My relationship with prose poetry sustains me when I get bogged down in the stressors of fiction, whether on the page or on the business end. When I first started writing seriously enough to get stuck, I’d pick up a book by Antonin Artaud, Gertrude Stein, and (though he’s not a prose poet per se) William S. Burroughs. Their work is refreshingly anarchic. Driven by language and voice, they focus on indeterminate states of mind and revel in language for its own sake, the way poetry does; I read them simply to feel the rush of their sentences and unplug myself from the need for sense.

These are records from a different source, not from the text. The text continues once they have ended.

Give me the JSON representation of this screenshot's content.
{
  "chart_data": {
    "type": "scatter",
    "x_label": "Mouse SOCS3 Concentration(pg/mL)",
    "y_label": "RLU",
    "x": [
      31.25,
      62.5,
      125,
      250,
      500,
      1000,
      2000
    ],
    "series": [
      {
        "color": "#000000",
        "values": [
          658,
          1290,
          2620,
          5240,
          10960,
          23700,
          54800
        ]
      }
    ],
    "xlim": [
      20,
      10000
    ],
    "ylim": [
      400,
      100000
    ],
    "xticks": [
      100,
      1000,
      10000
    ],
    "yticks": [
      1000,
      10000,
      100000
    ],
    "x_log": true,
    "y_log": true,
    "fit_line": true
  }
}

The world of prose poetry they led me into—Rimbaud, Baudelaire, Russell Edson, Mark Strand, etc.—always shook my tree and sent me back to fiction as a different (and more free) writer who was willing to risk more on the page, trying things that might be terrific or might be disasters.

Wingate_Steven_Cov-330Naturally, it wasn’t much of a stretch from reading prose poetry to writing it, which increased its tonic effect. While prose poetry might sound esoteric, I recommend it to fiction writers of all stripes because (a) it’s less daunting than line poetry, and (b) if you write flash fiction, you’re already halfway there. If you look at things historically, prose poetry is an older sibling to flash fiction, a form that seems to have risen up within the past fifteen years. The two, like chimps and humans, share 97% of their DNA. (Peter Conners’ 2006 anthology PP/FF ably explores the fertile connections between the two forms.)

Prose poems and flash fictions both delve into moments, lose themselves in language, feast on human uncertainty. But prose poetry offers something flash fiction doesn’t: a release from the responsibilities and temptations of narrative, not only on the page but professionally. It lets you cut loose entirely, because you know darn well that you’re not going to make a dime from writing prose poetry. You do it for the love of it, and that’s all.

So if you find yourself thinking too much about plot, agents, and which of your writerly friends would be the best path to a certain editor, I implore you to break away from it all. Read some prose poems, then write some. Recharge your creative mind. Feed the proto-writer—still inside you somewhere, ready to fuel all your evolutions—who loves words simply for what they are.